John Krinsky PhotoPresenter: John Krinsky

John Krinsky has taught political science at the City College of New York for 20 years. An urban planner and sociologist by training, he has published on social movements, organizing, work, and urban politics and policy. His books include Free Labor: Workfare and the Contested Language of Neoliberalism (University of Chicago Press, 2007) and Who Cleans the Park? Public Work and Urban Governance in New York City (with Maud Simonet; University of Chicago Press, 2017); and Marxism and Social Movements (ed. with Colin Barker, Laurence Cox, and Alf Gunvald Nilsen; Brill/Haymarket 2013). Krinsky is a founding board member of the New York City Community Land Initiative, a coalition of more than two dozen housing, community development, and land justice organizations in New York City focused on socializing control of land and housing. With James Jasper, he coordinated the Politics and Protest Workshop at the City of New York Graduate Center for ten years, and, two years ago, helped to found its successor, the Society and Protest Workshop at the Graduate Center.

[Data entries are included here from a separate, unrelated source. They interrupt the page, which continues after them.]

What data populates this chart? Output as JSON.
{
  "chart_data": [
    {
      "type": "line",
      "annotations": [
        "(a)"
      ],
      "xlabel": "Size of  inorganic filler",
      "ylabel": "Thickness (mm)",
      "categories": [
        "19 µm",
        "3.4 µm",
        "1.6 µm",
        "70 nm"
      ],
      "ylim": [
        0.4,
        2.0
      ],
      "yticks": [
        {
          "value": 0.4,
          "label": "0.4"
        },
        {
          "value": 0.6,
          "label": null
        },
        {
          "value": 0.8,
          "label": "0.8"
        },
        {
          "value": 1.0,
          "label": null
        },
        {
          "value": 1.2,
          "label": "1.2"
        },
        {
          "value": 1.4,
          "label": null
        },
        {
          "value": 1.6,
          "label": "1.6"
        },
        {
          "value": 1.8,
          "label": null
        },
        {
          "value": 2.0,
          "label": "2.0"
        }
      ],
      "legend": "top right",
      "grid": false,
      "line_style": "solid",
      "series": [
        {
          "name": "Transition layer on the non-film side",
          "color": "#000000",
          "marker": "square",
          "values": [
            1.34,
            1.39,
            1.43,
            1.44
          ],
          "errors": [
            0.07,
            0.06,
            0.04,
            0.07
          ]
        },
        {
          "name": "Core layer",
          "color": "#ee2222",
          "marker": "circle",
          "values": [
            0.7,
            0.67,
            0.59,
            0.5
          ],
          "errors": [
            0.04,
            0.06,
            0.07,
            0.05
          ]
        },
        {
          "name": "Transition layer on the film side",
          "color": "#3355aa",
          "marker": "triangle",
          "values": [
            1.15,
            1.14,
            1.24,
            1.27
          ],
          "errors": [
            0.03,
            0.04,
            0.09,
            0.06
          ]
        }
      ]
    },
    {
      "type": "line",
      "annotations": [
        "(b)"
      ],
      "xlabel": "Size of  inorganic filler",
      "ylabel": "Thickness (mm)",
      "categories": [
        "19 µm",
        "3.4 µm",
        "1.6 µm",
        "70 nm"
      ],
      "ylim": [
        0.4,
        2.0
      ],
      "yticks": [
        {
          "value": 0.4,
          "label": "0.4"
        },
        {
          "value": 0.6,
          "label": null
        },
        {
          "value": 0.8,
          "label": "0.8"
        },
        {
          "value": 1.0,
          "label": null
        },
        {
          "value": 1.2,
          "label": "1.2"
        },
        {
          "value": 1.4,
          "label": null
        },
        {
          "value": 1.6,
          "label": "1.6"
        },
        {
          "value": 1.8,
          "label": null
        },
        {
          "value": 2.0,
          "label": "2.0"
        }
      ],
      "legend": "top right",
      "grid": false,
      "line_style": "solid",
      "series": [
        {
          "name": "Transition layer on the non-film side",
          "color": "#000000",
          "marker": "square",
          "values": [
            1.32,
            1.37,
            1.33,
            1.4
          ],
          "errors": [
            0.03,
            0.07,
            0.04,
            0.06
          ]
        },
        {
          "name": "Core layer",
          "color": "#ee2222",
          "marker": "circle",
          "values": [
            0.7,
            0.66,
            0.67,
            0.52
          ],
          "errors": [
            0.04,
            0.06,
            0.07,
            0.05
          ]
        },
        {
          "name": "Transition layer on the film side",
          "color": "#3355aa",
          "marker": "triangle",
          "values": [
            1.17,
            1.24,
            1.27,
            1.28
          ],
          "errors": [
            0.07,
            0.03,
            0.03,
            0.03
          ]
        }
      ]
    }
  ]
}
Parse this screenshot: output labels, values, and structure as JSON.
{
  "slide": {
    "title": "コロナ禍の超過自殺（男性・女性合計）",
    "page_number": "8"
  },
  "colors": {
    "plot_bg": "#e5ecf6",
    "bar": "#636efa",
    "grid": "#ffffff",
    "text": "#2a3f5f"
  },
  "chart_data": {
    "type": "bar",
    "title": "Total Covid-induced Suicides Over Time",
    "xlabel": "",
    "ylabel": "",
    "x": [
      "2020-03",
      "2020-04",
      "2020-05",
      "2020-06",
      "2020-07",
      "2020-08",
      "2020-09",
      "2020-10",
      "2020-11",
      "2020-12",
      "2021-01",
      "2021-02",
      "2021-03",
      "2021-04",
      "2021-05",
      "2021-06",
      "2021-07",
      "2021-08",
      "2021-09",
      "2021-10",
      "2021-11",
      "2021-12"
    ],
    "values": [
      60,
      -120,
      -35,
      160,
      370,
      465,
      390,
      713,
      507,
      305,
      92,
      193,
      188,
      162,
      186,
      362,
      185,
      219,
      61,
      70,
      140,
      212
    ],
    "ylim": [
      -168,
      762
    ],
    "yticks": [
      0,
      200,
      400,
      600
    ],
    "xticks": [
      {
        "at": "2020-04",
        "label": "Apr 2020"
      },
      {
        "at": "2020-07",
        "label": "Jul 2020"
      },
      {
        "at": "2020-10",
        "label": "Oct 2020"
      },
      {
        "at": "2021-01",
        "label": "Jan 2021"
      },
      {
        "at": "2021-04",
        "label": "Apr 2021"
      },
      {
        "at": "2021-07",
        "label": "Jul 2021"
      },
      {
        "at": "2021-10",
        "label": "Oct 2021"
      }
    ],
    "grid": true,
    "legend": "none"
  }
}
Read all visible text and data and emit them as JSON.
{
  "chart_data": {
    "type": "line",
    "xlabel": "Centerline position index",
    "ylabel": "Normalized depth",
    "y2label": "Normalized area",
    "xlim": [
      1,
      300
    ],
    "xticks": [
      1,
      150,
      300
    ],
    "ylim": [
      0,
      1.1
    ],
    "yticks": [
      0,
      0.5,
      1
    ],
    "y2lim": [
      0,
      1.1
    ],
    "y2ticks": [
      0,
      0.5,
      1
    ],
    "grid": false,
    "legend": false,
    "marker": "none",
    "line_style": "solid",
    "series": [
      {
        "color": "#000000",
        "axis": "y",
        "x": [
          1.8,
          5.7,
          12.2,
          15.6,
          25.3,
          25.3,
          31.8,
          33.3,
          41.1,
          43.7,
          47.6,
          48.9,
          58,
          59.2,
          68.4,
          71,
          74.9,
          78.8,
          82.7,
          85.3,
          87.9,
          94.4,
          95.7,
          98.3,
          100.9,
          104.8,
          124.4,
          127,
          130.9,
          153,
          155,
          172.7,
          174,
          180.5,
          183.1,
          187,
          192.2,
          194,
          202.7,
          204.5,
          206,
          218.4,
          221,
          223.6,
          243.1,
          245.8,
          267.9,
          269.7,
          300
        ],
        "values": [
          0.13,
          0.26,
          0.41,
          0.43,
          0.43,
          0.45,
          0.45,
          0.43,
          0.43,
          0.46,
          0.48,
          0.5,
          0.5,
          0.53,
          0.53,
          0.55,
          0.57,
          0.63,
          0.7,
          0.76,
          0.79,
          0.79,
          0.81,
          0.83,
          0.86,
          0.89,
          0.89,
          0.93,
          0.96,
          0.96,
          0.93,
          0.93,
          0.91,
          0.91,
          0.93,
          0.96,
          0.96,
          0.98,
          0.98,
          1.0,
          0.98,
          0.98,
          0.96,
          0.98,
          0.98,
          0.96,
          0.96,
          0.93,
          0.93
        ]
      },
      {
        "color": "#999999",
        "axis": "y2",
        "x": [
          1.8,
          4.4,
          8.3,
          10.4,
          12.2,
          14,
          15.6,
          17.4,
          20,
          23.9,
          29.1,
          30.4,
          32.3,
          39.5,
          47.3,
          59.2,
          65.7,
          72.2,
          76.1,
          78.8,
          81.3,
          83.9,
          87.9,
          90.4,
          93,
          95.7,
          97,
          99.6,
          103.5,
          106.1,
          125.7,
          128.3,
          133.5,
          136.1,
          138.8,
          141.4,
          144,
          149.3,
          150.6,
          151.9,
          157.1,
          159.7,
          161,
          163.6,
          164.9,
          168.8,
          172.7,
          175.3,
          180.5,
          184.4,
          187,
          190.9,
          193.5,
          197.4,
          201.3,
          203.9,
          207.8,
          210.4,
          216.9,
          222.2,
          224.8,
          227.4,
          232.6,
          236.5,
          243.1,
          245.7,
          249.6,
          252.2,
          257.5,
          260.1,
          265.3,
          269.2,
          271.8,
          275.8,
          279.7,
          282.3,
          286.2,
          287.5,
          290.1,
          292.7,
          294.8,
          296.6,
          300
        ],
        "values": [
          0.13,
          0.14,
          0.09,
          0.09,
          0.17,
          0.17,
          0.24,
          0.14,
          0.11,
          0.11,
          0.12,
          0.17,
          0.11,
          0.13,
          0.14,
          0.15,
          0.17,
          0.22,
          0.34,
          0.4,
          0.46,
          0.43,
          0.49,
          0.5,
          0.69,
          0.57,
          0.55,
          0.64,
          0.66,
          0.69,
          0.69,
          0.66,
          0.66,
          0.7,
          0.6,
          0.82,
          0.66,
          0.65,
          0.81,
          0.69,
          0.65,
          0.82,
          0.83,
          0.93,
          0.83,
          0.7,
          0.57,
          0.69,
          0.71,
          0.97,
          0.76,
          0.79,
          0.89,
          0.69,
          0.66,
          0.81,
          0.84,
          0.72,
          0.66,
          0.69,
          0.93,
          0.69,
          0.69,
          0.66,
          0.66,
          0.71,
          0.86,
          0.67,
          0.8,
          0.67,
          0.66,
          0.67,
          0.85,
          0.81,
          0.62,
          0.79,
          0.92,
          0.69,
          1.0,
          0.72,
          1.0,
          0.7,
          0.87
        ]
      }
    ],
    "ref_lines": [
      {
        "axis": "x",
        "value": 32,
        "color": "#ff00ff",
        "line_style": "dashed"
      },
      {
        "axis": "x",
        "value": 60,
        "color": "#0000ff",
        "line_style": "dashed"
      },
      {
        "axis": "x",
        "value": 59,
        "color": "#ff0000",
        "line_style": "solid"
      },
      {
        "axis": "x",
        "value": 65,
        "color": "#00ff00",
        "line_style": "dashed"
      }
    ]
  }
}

"Organizing, Structure, Movement"

This paper is an attempt to tease out the ways that community organizing--and especially the "structure-based organizing" that relies on building a base of members in permanent or semi-permanent organizations relates to social movements, and especially moments​ of upheaval. Because neither this link nor multiple definitions are often specified, US social movement scholars and activists (especially, because of structure-based organizing's hold in the US) have a difficult time articulating what these connections might be. And yet, these connections are critical to understand if we want to build on community organizing's potential and not squander moments of broader upheaval and wonder why nothing came of them.

 


Benjamin Case PhotoPresenter: Benjamin Case

Benjamin Case is a social movement scholar and organizer with over two decades in political, community, and labor struggles. He has a PhD in sociology from the University of Pittsburgh and a Masters of Public Administration from New York University. He is, currently, a postdoctoral researcher at Arizona State University's Center for Work and Democracy, an affiliate faculty member in the Department of Sociology at the University of Massachusetts Amherst, and an affiliate with the Resistance Studies Initiative. His book, Street Rebellion: Resistance Between Violence and Nonviolence is forthcoming in 2022 from AK Press.

"Violence, Nonviolence, and Riotous Resistance"

How do we understand riots as part of social movement uprisings? In recent decades, the field of nonviolence studies has popularized a strategic nonviolence framework to assess movement actions. Though popular, this framework is problematic. First, there is weak empirical support for the claim that any violent actions on the part of claimants demobilize movements. Current quantitative findings on the demobilizing effects of violent protest rely on a false dichotomy between violence and nonviolence that obscures the effects of low-level violent actions like riots. Using existing data I show that riots are in fact associated with increased nonviolent demonstrations during moments of uprising. Second, the strategic nonviolence framing encourages an instrumental view of tactics that is prone to miss the symbolic and emotional aspects of different types of collective actions. Through in-depth interviews with anarchists in the U.S. and student activists in South Africa, I explore the experiential effects of the riot, and find that rioting can have deeply empowering emotional impacts on participants, with lasting effects that sustain activists’ political engagement. Overall, this mixed-methods study demonstrates that low-level violent actions interact with movements in far more dynamic ways than dominant theories have understood.